No caso do julgado de hoje, o STJ fez uma relação importante entre filiação socioativa e a intenção de adotar. Isto porque ficou demonstrado nos autos que os supostos adotantes em momento algum tiveram o ânimo de adotar, já que o registro foi feito me nome da mãe biológica e o casal inclusive adotou outra pessoa mais tarde, demonstrando que se também o quisesse teria feito com a Recorrente.

Segundo Fábio Ulhoa Coelho, "Nessa espécie de fialiação, entrecruzam-se duas verdades. De um lado, a verdade biológica, pela qual o filho sabidamente não porta a herança genética do pai ou mãe. De outro, a verdade socioafetiva, manifestada por condutas do adulto em relação à criança ou adolescente, na intimidade da família e nas relações sociais, que se assemelham às de qualqeur outra filiação. Nessa espécie de fialiação, averdade socioafetiva prepondera sobre a biológica (Fachin, 2003a:22/30). Se o marido ou companheiro da mãe sabe não ser o genitor do filho dela, mas o trata como se fosse o pai, do vínculo de afeto surge o da filiação. Igualmente, se a esposa acolhe o filho que o cônjuge teve em relacionamento extraconjugal e o cria e educa como dela, vira mãe do rebento."

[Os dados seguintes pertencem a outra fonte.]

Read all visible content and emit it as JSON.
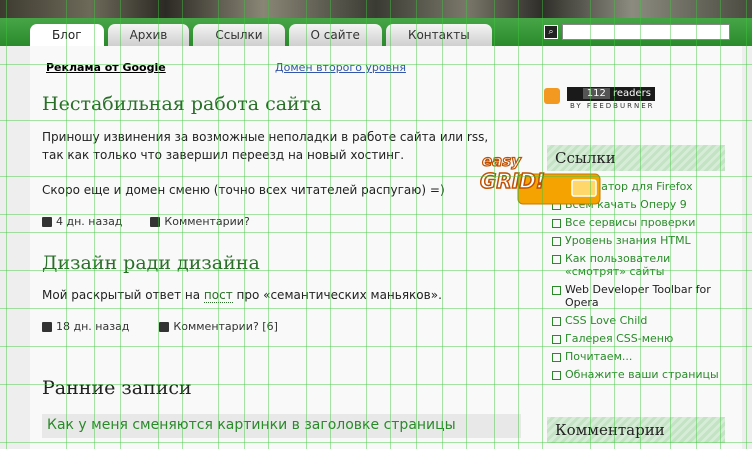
{
  "nav": {
    "tabs": [
      {
        "label": "Блог",
        "active": true
      },
      {
        "label": "Архив",
        "active": false
      },
      {
        "label": "Ссылки",
        "active": false
      },
      {
        "label": "О сайте",
        "active": false
      },
      {
        "label": "Контакты",
        "active": false
      }
    ],
    "search_placeholder": ""
  },
  "ads": {
    "google": "Реклама от Google",
    "domain": "Домен второго уровня"
  },
  "posts": [
    {
      "title": "Нестабильная работа сайта",
      "para1": "Приношу извинения за возможные неполадки в работе сайта или rss,",
      "para2": "так как только что завершил переезд на новый хостинг.",
      "para3": "Скоро еще и домен сменю (точно всех читателей распугаю) =)",
      "date": "4 дн. назад",
      "comments": "Комментарии?"
    },
    {
      "title": "Дизайн ради дизайна",
      "text_before": "Мой раскрытый ответ на ",
      "link": "пост",
      "text_after": " про «семантических маньяков».",
      "date": "18 дн. назад",
      "comments": "Комментарии? [6]"
    }
  ],
  "recent": {
    "title": "Ранние записи",
    "first": "Как у меня сменяются картинки в заголовке страницы"
  },
  "sidebar": {
    "readers_count": "112",
    "readers_label": "readers",
    "feedburner": "BY FEEDBURNER",
    "links_title": "Ссылки",
    "links": [
      "Валидатор для Firefox",
      "Всем качать Оперу 9",
      "Все сервисы проверки",
      "Уровень знания HTML",
      "Как пользователи «смотрят» сайты",
      "Web Developer Toolbar for Opera",
      "CSS Love Child",
      "Галерея CSS-меню",
      "Почитаем...",
      "Обнажите ваши страницы"
    ],
    "comments_title": "Комментарии"
  },
  "easygrid": {
    "top": "easy",
    "bottom": "GRID!"
  },
  "colors": {
    "accent": "#2b8a2b",
    "link": "#2a8a2a",
    "title": "#2a6e2a"
  }
}
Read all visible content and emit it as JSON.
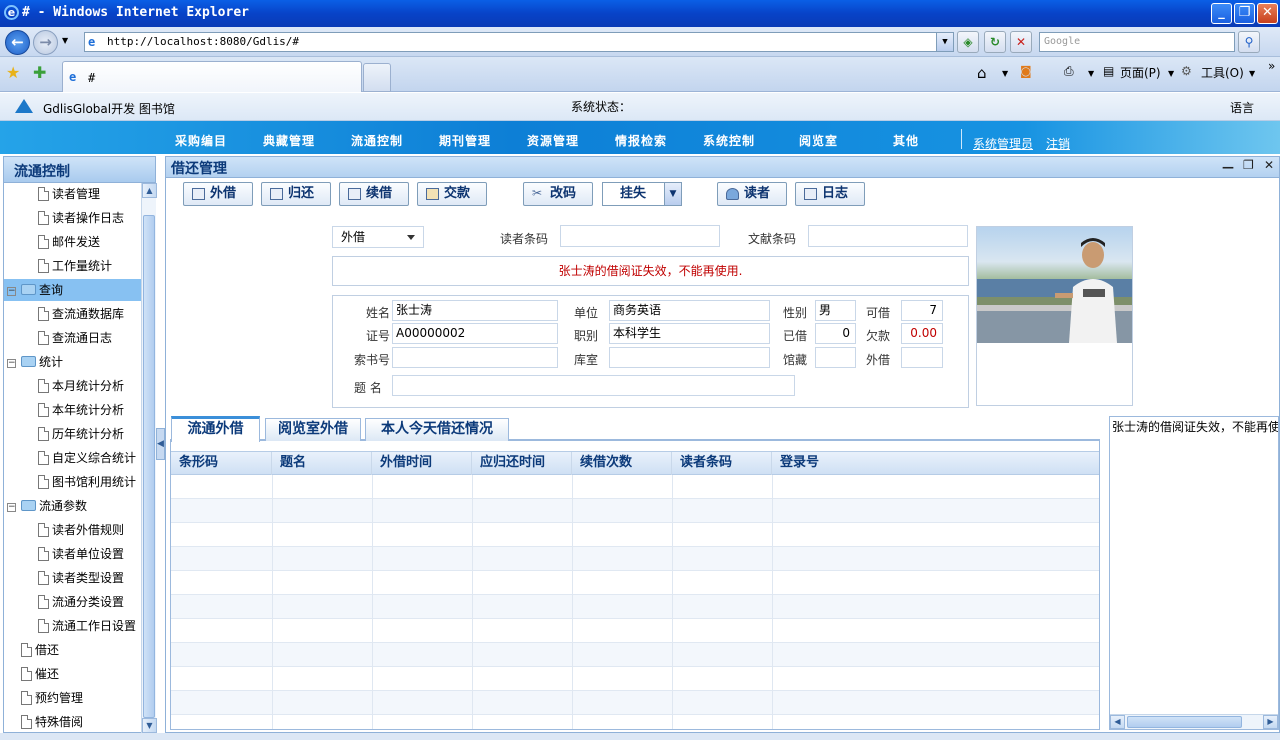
{
  "browser": {
    "title": "# - Windows Internet Explorer",
    "url": "http://localhost:8080/Gdlis/#",
    "search_placeholder": "Google",
    "tab_label": "#",
    "page_menu": "页面(P)",
    "tools_menu": "工具(O)"
  },
  "app": {
    "brand": "GdlisGlobal开发 图书馆",
    "status_label": "系统状态：",
    "language": "语言",
    "menu": [
      "采购编目",
      "典藏管理",
      "流通控制",
      "期刊管理",
      "资源管理",
      "情报检索",
      "系统控制",
      "阅览室",
      "其他"
    ],
    "user": "系统管理员",
    "logout": "注销"
  },
  "sidebar": {
    "title": "流通控制",
    "items": [
      {
        "label": "读者管理"
      },
      {
        "label": "读者操作日志"
      },
      {
        "label": "邮件发送"
      },
      {
        "label": "工作量统计"
      },
      {
        "label": "查询"
      },
      {
        "label": "查流通数据库"
      },
      {
        "label": "查流通日志"
      },
      {
        "label": "统计"
      },
      {
        "label": "本月统计分析"
      },
      {
        "label": "本年统计分析"
      },
      {
        "label": "历年统计分析"
      },
      {
        "label": "自定义综合统计"
      },
      {
        "label": "图书馆利用统计"
      },
      {
        "label": "流通参数"
      },
      {
        "label": "读者外借规则"
      },
      {
        "label": "读者单位设置"
      },
      {
        "label": "读者类型设置"
      },
      {
        "label": "流通分类设置"
      },
      {
        "label": "流通工作日设置"
      },
      {
        "label": "借还"
      },
      {
        "label": "催还"
      },
      {
        "label": "预约管理"
      },
      {
        "label": "特殊借阅"
      }
    ]
  },
  "panel": {
    "title": "借还管理",
    "toolbar": {
      "lend": "外借",
      "return": "归还",
      "renew": "续借",
      "pay": "交款",
      "edit_code": "改码",
      "lost": "挂失",
      "reader": "读者",
      "log": "日志"
    },
    "form": {
      "mode_value": "外借",
      "reader_barcode_label": "读者条码",
      "reader_barcode_value": "",
      "doc_barcode_label": "文献条码",
      "doc_barcode_value": "",
      "message": "张士涛的借阅证失效，不能再使用.",
      "name_label": "姓名",
      "name_value": "张士涛",
      "unit_label": "单位",
      "unit_value": "商务英语",
      "gender_label": "性别",
      "gender_value": "男",
      "can_borrow_label": "可借",
      "can_borrow_value": "7",
      "card_label": "证号",
      "card_value": "A00000002",
      "role_label": "职别",
      "role_value": "本科学生",
      "borrowed_label": "已借",
      "borrowed_value": "0",
      "owed_label": "欠款",
      "owed_value": "0.00",
      "callno_label": "索书号",
      "callno_value": "",
      "room_label": "库室",
      "room_value": "",
      "collection_label": "馆藏",
      "collection_value": "",
      "lent_label": "外借",
      "lent_value": "",
      "title_label": "题 名",
      "title_value": ""
    },
    "tabs": [
      "流通外借",
      "阅览室外借",
      "本人今天借还情况"
    ],
    "grid_headers": [
      "条形码",
      "题名",
      "外借时间",
      "应归还时间",
      "续借次数",
      "读者条码",
      "登录号"
    ],
    "side_message": "张士涛的借阅证失效，不能再使用."
  },
  "colors": {
    "nav_blue": "#0d7fd6",
    "message_red": "#c00000",
    "selected_item": "#87c1f2"
  }
}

Nestes casos, o pai não tem mais direito à negatória de paternidade fundada na inexistência de transmissão de herança genética, já que cuidou de alguém como se fosse seu filho, estabelecendo-se, portanto, a filiação socioafetiva. A jurisprudência vem aceitando esta teoria em razão do aumento de casos de rompimento de casais, em que o pai ao sair do lar conjugal também pretende o rompimento dos vínculos afetivos, já que não havia herança biológica.

Todavia, Fábio Ulhoa Coelho descata em sua obra exatamente o ponto tratado no acórdão:

  • "A filiação socioafetiva constitui-se pela manifestação do afeto e cuidados próprios das demais espécies de filiação entre aquele que sabidamente não é genitor ou genitora e a pessoa tratada como se fosse seu filho".

Finalmente, é importante ressaltar que nos casos de lide diversas, como troca de bebês e outros temas assim relacionados, a jurisprudência não concede prioridade para a filiação socioafetiva, determinado a "destroca" para se adequar aos preceitos biológicos/genéticos.